Plaintiffs sued gripe site pissedconsumer.com for trademark infringement and other forms of unfair competition. The court denied plaintiffs’ motion for preliminary injunction. It found, among other things, that defendants’ use of plaintiffs’ trademarks as subdomains (e.g., ascentive.pissedconsumer.com) was not likely to cause confusion.

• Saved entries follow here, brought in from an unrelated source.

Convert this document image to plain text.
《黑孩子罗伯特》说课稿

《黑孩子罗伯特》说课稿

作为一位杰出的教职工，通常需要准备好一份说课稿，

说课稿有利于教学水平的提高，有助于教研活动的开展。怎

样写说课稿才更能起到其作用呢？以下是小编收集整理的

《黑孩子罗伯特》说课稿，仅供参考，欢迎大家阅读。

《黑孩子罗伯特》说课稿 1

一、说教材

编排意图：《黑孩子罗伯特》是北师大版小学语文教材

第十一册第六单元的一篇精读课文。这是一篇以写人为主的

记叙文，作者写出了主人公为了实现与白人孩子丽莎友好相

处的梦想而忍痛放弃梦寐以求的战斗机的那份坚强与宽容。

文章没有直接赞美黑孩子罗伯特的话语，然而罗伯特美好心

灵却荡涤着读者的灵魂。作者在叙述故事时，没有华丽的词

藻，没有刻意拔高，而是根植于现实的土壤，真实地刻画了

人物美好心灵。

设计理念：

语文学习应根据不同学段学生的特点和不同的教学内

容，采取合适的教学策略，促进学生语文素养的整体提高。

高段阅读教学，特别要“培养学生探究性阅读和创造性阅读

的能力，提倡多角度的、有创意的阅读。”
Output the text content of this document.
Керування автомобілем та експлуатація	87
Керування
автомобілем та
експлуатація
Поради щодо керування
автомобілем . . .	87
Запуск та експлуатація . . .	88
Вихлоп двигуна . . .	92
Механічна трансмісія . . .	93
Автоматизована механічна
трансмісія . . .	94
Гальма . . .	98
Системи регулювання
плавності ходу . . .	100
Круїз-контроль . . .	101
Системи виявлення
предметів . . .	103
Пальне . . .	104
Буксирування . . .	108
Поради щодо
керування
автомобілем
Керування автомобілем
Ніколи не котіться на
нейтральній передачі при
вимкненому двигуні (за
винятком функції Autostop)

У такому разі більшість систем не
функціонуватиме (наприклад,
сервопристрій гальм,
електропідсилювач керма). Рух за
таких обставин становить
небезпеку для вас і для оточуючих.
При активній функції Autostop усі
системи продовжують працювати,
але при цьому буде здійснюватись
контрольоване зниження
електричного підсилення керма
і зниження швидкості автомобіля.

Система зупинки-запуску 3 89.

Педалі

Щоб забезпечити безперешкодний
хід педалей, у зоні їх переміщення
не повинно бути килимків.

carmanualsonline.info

The court looked to other cases where gripe site operators chose negative words to use in conjunction with the company being criticized. Over the years, gripe site operators have commonly chosen to add the word “sucks” to the target brand. For example, in Taubman Co. v. Webfeats, 319 F.3d 770 (6th Cir. 2003), the court held there was no trademark violation by the site taubmansucks.com.

Other “suck” parts of the URL have risen above the trademark infringement fray. A case from over a decade ago found that the web address compupix.com/ballysucks would not create a likelihood of confusion because no reasonable visitor to the site would assume it to come from the same source or think it to be affiliated with, connected with, or sponsored by Bally’s. Bally Total Fitness v. Faber, 29 F.Supp.2d 1161 (C.D. Cal. 1998).

And it’s not just that these brands purport to suck. In Taylor Building Corp. v. Benfield, 507 F.Supp.2d 832 (S.D. Ohio 2007), the court found that taylorhomesripoff.com, used in connection with a forum for criticizing plaintiff, did not create any likelihood of confusion.

In this case, the notion of being “pissed” joins a lexicon of permissible gripe site nomenclature (depending on the circumstances, of course). So says the court: “Like the word ‘sucks,’ the word ‘pissed’ has entered the vernacular as a word instinct with criticism and negativity. Thus, no reasonable visitor to the [offending pages] would assume the sites to be affiliated with [plaintiffs], and PissedConsumer’s use of plaintiffs’ marks in the various domain names at issue is not likely to cause confusion as to source.”

Aside: Good lawyering by my friend Ron Coleman for the defendants in this case.